I'm not sure that's fair: they hired Luckey to build a prototype VR headset, he produced a round one prototype, they gave him some feedback, then he disappeared - only to pop up on Kickstarter with a prototype VR headset. Signing an NDA and an agreement that anything you build on the company dime belongs to the company is absolutely normal, and in no way the sign of a 'contract troll.' Hell, Steve Wozniak had to get permission from Hewlett Packard to sell the Apple personal computer, 'cos his contract had the same clause - and he wasn't even working on the thing on company time.

TRT hired Luckey to build a thing, retained rights to the thing, and one-half of TRT believes Luckey then wandered off with the thing and got rich (though the other half seems to think that's either rubbish or simply not provable when you're going up against the might of the Facebook legal department.)

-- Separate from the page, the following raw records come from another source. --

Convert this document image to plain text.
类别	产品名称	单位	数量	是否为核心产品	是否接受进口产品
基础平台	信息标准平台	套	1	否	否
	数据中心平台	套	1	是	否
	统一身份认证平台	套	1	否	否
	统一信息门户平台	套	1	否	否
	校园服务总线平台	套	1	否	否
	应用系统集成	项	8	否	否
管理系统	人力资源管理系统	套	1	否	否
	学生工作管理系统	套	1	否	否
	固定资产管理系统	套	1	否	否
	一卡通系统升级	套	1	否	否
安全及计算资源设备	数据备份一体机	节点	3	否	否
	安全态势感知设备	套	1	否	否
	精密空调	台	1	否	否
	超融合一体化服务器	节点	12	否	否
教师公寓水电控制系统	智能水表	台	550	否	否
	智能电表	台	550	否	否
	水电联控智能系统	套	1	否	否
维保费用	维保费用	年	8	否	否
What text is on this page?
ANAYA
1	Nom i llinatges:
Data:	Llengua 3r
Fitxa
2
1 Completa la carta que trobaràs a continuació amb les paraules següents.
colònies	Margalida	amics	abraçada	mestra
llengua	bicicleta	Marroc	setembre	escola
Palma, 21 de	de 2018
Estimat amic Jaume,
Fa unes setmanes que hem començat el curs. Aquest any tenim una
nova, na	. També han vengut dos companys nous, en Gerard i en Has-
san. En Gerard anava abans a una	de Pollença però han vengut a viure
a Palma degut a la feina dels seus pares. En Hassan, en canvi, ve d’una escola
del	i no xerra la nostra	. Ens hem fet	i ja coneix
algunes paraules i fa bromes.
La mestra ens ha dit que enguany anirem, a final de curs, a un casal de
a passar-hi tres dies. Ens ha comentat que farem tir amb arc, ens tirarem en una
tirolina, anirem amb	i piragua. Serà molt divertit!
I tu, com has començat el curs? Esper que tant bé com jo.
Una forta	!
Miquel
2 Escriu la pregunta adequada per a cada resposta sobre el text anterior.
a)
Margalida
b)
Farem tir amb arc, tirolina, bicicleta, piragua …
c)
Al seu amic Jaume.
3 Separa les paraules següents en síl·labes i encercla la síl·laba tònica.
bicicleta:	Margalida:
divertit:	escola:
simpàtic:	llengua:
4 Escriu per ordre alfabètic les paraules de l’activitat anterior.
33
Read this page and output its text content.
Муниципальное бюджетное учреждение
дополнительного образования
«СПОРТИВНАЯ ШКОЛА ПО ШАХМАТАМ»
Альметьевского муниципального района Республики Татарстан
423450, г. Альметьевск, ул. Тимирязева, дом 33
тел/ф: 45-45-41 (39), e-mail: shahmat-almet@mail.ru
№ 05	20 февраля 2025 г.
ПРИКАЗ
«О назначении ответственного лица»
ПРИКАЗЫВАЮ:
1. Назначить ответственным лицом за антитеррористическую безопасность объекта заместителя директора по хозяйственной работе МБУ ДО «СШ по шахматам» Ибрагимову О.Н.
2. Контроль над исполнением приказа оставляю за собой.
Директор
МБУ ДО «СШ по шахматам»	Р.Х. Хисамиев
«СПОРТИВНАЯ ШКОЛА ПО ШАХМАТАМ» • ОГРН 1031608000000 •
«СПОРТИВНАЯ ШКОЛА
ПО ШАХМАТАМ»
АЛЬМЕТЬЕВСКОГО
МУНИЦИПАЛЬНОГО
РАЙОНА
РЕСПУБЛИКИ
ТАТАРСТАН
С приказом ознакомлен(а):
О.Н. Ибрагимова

But Igra's agreement with Seidl does suggest he sees the lawsuit as TRT's only hope of a big payday (which, now that it's lost the opportunity to be the first to hit the market with a commercialised next-gen VR headset, is probably entirely true.)
edzieba 13th March 2017, 16:02 Quote
Quote:
Originally Posted by Gareth Halfacree
Quote:
Originally Posted by fix-the-spade
I got the impression from this that TRT were effectively contract trolls, signing a teenage Luckey up to a 'we own your ass,' type contract that was only vaguely legal.
I'm not sure that's fair: they hired Luckey to build a prototype VR headset, he produced a round one prototype, they gave him some feedback, then he disappeared - only to pop up on Kickstarter with a prototype VR headset.
Not quite: he made a prototype, sent it to them, they sent it back with suggestions for modifications, but then dropped the contract (i.e. no more payments, no demands for the HMD back, etc). This is before the PR prototype series that culminated in the version that was sent to Carmack.
Given the contract had an explicit clause for "if we decide not to go forward, you own it" and they decided not to go forward, it seems pretty cut and dried. Particularly when the partner who was actually interacting with Luckey (Siedl) agrees with Luckey.
Gareth Halfacree 13th March 2017, 16:40 Quote
Quote:
Originally Posted by edzieba
Given the contract had an explicit clause for "if we decide not to go forward, you own it" and they decided not to go forward, it seems pretty cut and dried. Particularly when the partner who was actually interacting with Luckey (Siedl) agrees with Luckey.